Occasionally, even expert foragers mistake tasty tidbits for potent poisons. My reluctance to forage on my own doubled after watching the scene in “Into the Wild” when [SPOILER ALERT] McCandless mistakenly eats the wild sweet pea thinking it was wild potato, which inevitably leads to his death.
Photo by Roger B./Courtesy Flickr
Now scientists have determined that another camouflaged plant, the hemlock water-dropwort, might have been the toxic ingredient in the Phoenician potion used to execute Sardinian criminals and the debilitated elderly. Its deceit lies in the sweet wine-like nectar of its flowers and its resemblance to water parsnip or wild celery.

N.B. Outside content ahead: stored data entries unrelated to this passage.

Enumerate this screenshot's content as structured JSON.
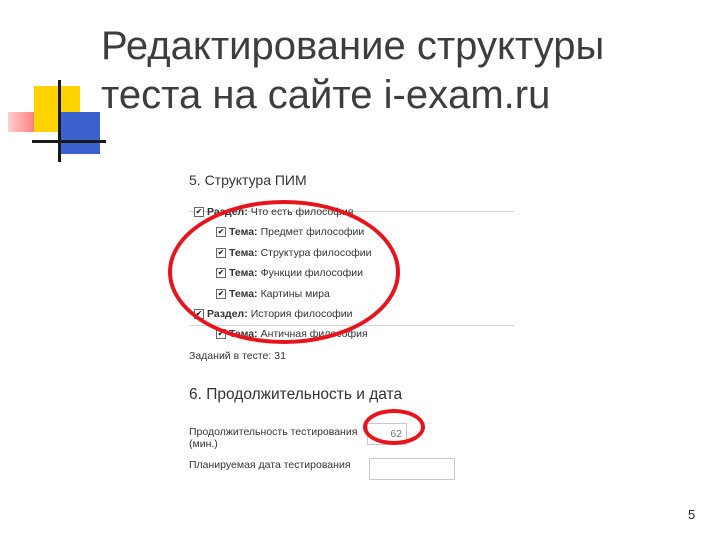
{
  "slide": {
    "title_line1": "Редактирование структуры",
    "title_line2": "теста на сайте i-exam.ru",
    "page_number": "5"
  },
  "structure_section": {
    "heading": "5. Структура ПИМ",
    "items": [
      {
        "kind": "Раздел:",
        "text": "Что есть философия",
        "checked": true
      },
      {
        "kind": "Тема:",
        "text": "Предмет философии",
        "checked": true
      },
      {
        "kind": "Тема:",
        "text": "Структура философии",
        "checked": true
      },
      {
        "kind": "Тема:",
        "text": "Функции философии",
        "checked": true
      },
      {
        "kind": "Тема:",
        "text": "Картины мира",
        "checked": true
      },
      {
        "kind": "Раздел:",
        "text": "История философии",
        "checked": true
      },
      {
        "kind": "Тема:",
        "text": "Античная философия",
        "checked": true
      }
    ],
    "tasks_count_label": "Заданий в тесте: 31"
  },
  "duration_section": {
    "heading": "6. Продолжительность и дата",
    "duration_label_line1": "Продолжительность тестирования",
    "duration_label_line2": "(мин.)",
    "duration_value": "62",
    "date_label": "Планируемая дата тестирования",
    "date_value": ""
  },
  "colors": {
    "annotation_red": "#e8141c",
    "title_gray": "#3d3d3d",
    "deco_yellow": "#ffd400",
    "deco_blue": "#3c62cf"
  }
}
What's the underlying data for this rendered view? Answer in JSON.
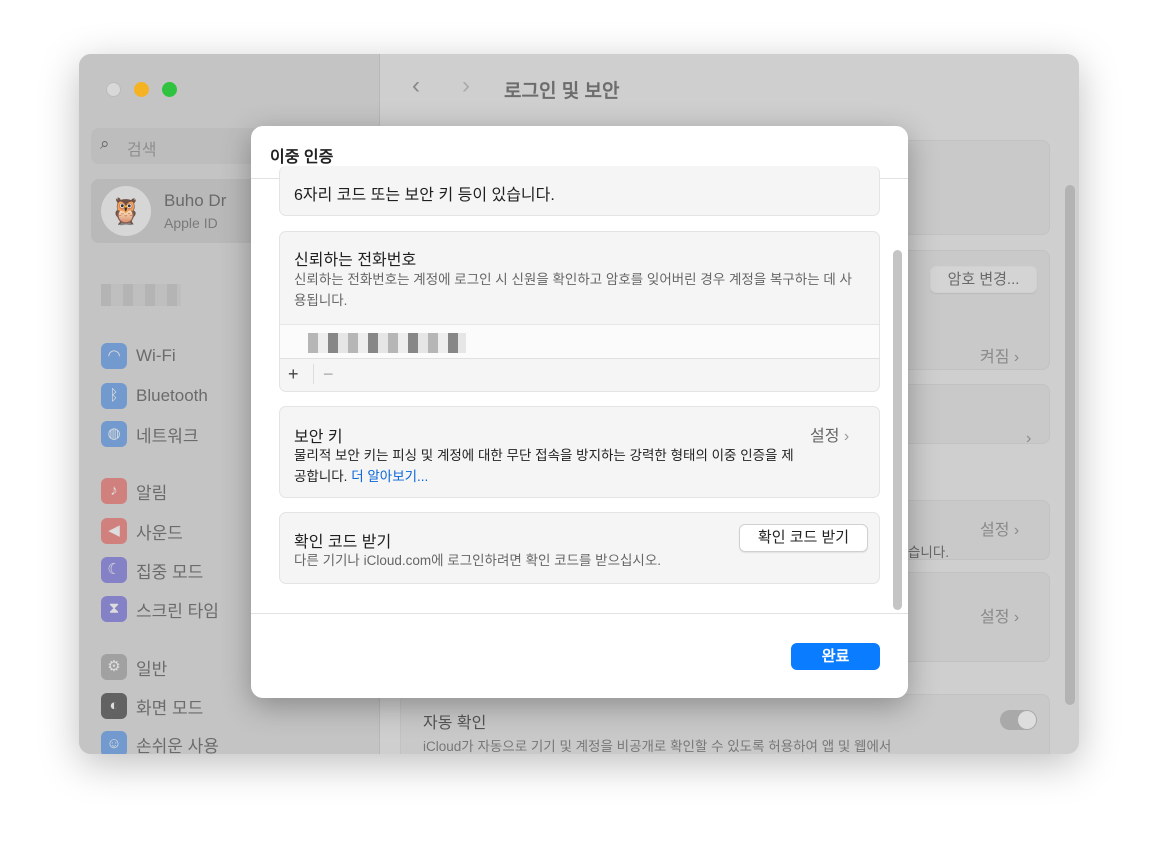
{
  "window": {
    "title": "로그인 및 보안"
  },
  "sidebar": {
    "search_placeholder": "검색",
    "profile": {
      "name": "Buho Dr",
      "subtitle": "Apple ID"
    },
    "items": [
      {
        "label": "Wi-Fi",
        "icon": "wifi-icon",
        "color": "#3d7fd6"
      },
      {
        "label": "Bluetooth",
        "icon": "bluetooth-icon",
        "color": "#3d7fd6"
      },
      {
        "label": "네트워크",
        "icon": "globe-icon",
        "color": "#3d7fd6"
      },
      {
        "label": "알림",
        "icon": "bell-icon",
        "color": "#d9534f"
      },
      {
        "label": "사운드",
        "icon": "speaker-icon",
        "color": "#d9534f"
      },
      {
        "label": "집중 모드",
        "icon": "moon-icon",
        "color": "#5a55c8"
      },
      {
        "label": "스크린 타임",
        "icon": "hourglass-icon",
        "color": "#5a55c8"
      },
      {
        "label": "일반",
        "icon": "gear-icon",
        "color": "#8a8a8a"
      },
      {
        "label": "화면 모드",
        "icon": "appearance-icon",
        "color": "#222222"
      },
      {
        "label": "손쉬운 사용",
        "icon": "accessibility-icon",
        "color": "#3d7fd6"
      }
    ]
  },
  "main": {
    "change_password": "암호 변경...",
    "two_factor_status": "켜짐",
    "setup_1": "설정",
    "partial_text": "습니다.",
    "setup_2": "설정",
    "auto_verify": {
      "title": "자동 확인",
      "desc": "iCloud가 자동으로 기기 및 계정을 비공개로 확인할 수 있도록 허용하여 앱 및 웹에서",
      "enabled": true
    }
  },
  "dialog": {
    "title": "이중 인증",
    "partial_text": "6자리 코드 또는 보안 키 등이 있습니다.",
    "trusted_phone": {
      "title": "신뢰하는 전화번호",
      "desc": "신뢰하는 전화번호는 계정에 로그인 시 신원을 확인하고 암호를 잊어버린 경우 계정을 복구하는 데 사용됩니다.",
      "add": "+",
      "remove": "−"
    },
    "security_key": {
      "title": "보안 키",
      "action": "설정",
      "desc": "물리적 보안 키는 피싱 및 계정에 대한 무단 접속을 방지하는 강력한 형태의 이중 인증을 제공합니다.",
      "link": "더 알아보기..."
    },
    "verification_code": {
      "title": "확인 코드 받기",
      "desc": "다른 기기나 iCloud.com에 로그인하려면 확인 코드를 받으십시오.",
      "button": "확인 코드 받기"
    },
    "done": "완료",
    "accent": "#0a7cff"
  }
}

The faces of its ancient victims revealed the toxin’s presence to scientists because of muscular contractions that resulted in a post-mortem smile. Imagine if this had been the same type of hemlock used on Socrates. I’m sure Plato’s account of his noble death would have been ruined by the presence of this “sardonic” grin.
Photo by shallowend/Courtesy Flickr
Despite the plant’s historical propensity to tighten the facial muscles of its unfortunate victims, researchers are hoping to put a positive spin on its toxicity and use it in Botox-like cosmetic procedures to relax muscles.
I’m sure many of the foods and plants we ingest have toxic properties when used in excess, but it seems implausible that directly injecting poison into our sensitive facial tissue, even in diluted doses, doesn’t have carcinogenic or otherwise fatal risks.
I know, I know, Botox experts proclaim that the technique, when applied by licensed professionals is completely safe. Just the same, I think I’ll celebrate my wrinkles and stay away from cosmetic procedures that paralyze my muscles into a relaxed stupor, or worse yet, a sardonic grin.